If any of these terms and Conditions or any provisions of a Contract are determined by any competent authority to be invalid, unlawful or unenforceable to any extent, such term, condition or provision will to that extent be severed from the remaining terms, conditions and provisions which will continue to be valid to the fullest extent permitted by law.
16.1 These terms and conditions and any document expressly referred to in them constitute the whole agreement between us and supersede all previous discussions, correspondence, negotiations, previous arrangement, understanding or agreement between us relating to the subject matter of any Contract.
16.2 We each acknowledge that, in entering into a Contract, neither of us relies on[, or will have any remedies in respect of,] any representation or warranty (whether made innocently or negligently) that is not set out in these terms and conditions or the documents referred to in them.
16.3 Each of us agrees that our only liability in respect of those representations and warranties that are set out in this agreement (whether made innocently or negligently) will be for breach of contract.

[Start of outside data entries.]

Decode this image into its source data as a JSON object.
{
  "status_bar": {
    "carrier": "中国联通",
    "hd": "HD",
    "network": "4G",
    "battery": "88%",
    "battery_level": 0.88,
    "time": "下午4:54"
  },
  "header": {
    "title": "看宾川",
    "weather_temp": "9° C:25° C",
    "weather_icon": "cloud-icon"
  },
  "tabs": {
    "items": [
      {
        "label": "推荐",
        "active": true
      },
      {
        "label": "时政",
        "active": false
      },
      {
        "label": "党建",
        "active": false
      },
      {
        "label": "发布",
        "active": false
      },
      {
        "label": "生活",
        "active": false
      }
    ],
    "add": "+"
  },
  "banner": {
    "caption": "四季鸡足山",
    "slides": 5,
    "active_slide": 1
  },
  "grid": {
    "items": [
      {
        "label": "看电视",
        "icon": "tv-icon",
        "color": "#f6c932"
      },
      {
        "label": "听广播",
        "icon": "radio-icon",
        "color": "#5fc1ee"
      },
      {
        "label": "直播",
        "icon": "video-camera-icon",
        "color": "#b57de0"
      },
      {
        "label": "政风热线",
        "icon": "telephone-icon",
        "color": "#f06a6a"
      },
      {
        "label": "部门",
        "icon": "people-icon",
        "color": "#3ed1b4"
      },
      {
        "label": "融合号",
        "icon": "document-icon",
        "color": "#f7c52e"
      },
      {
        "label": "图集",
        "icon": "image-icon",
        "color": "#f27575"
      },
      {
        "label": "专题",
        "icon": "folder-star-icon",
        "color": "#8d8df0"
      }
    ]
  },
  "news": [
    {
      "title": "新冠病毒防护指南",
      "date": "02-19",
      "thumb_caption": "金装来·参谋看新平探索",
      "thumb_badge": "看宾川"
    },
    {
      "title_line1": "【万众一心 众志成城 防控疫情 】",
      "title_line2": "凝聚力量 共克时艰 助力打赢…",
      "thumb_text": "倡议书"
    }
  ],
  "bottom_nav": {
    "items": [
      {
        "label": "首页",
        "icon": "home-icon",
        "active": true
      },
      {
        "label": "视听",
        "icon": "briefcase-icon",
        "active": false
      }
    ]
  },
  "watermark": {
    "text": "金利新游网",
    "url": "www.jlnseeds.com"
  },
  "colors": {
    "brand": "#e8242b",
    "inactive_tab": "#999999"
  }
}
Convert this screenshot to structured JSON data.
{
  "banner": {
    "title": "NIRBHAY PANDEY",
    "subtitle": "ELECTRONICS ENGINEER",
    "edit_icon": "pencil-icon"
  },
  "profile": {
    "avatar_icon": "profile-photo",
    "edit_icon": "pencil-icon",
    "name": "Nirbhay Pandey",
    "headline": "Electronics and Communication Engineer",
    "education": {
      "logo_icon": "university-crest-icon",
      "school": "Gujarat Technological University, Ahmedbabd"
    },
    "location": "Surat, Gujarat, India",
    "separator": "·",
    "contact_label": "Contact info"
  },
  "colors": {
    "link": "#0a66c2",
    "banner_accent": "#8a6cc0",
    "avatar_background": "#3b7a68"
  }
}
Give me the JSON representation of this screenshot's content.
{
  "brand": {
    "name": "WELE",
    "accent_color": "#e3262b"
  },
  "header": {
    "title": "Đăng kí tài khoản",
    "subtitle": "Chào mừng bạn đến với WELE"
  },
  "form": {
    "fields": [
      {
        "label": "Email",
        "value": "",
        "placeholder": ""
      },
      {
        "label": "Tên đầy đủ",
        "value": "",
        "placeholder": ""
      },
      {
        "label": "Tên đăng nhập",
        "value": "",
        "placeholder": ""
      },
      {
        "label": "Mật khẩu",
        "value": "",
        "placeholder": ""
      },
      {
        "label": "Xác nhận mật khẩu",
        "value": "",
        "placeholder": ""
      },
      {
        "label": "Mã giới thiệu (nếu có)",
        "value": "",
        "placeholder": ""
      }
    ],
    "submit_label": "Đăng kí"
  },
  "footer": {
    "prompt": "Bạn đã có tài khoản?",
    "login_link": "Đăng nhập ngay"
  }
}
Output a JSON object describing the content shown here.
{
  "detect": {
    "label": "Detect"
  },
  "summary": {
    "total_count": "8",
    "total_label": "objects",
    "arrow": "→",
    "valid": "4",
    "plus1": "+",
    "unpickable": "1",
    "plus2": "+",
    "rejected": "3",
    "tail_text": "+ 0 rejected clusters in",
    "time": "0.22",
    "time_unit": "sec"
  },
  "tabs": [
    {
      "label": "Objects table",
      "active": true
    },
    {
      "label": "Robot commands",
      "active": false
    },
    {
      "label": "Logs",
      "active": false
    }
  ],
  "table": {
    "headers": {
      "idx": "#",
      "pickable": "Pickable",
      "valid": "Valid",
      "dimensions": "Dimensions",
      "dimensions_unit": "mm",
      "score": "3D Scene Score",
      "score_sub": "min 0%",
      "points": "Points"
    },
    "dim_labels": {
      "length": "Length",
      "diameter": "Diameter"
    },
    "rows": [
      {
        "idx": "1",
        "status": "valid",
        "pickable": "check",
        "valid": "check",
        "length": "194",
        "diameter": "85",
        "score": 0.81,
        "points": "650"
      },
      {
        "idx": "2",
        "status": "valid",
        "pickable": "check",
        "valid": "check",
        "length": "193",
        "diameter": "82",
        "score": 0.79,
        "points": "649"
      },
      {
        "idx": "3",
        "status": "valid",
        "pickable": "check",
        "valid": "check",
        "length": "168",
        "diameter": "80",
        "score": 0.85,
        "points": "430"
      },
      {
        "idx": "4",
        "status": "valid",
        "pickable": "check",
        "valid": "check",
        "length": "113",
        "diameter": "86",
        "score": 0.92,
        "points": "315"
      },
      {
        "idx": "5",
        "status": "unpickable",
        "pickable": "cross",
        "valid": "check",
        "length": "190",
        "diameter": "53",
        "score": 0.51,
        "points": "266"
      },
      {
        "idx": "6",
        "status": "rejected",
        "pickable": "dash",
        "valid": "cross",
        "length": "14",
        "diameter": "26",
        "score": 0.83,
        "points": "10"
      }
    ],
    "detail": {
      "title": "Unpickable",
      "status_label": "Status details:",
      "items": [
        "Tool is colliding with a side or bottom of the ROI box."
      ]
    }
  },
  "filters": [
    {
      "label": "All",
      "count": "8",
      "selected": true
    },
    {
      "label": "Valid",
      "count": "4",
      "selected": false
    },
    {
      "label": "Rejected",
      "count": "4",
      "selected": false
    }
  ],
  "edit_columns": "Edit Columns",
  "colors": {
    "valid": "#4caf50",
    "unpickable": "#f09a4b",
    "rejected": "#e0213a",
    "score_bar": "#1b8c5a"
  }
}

16.4 Nothing in this clause limits or excludes any liability for fraud.
17.1 We have the right to revise and amend these terms and conditions from time to time.
17.2 You will be subject to the policies and terms and conditions in force at the time that you order products from us, unless any change to those policies or these terms and conditions is required to be made by law or governmental authority (in which case it will apply to orders previously placed by you), or if we notify you of the change to those policies or these terms and conditions before we send you the Order Confirmation (in which case we have the right to assume that you have accepted the change to the terms and conditions, unless you notify us to the contrary within seven working days of receipt by you of the Products).
Contracts for the purchase of Products and/or Services through our site and any dispute or claim arising out of or in connection with them or their subject matter or formation (including non-contractual disputes or claims) will be governed by Irish law. Any dispute or claim arising out of or in connection with such Contracts or their formation (including non-contractual disputes or claims) will be subject to the non-exclusive jurisdiction of the courts of Ireland.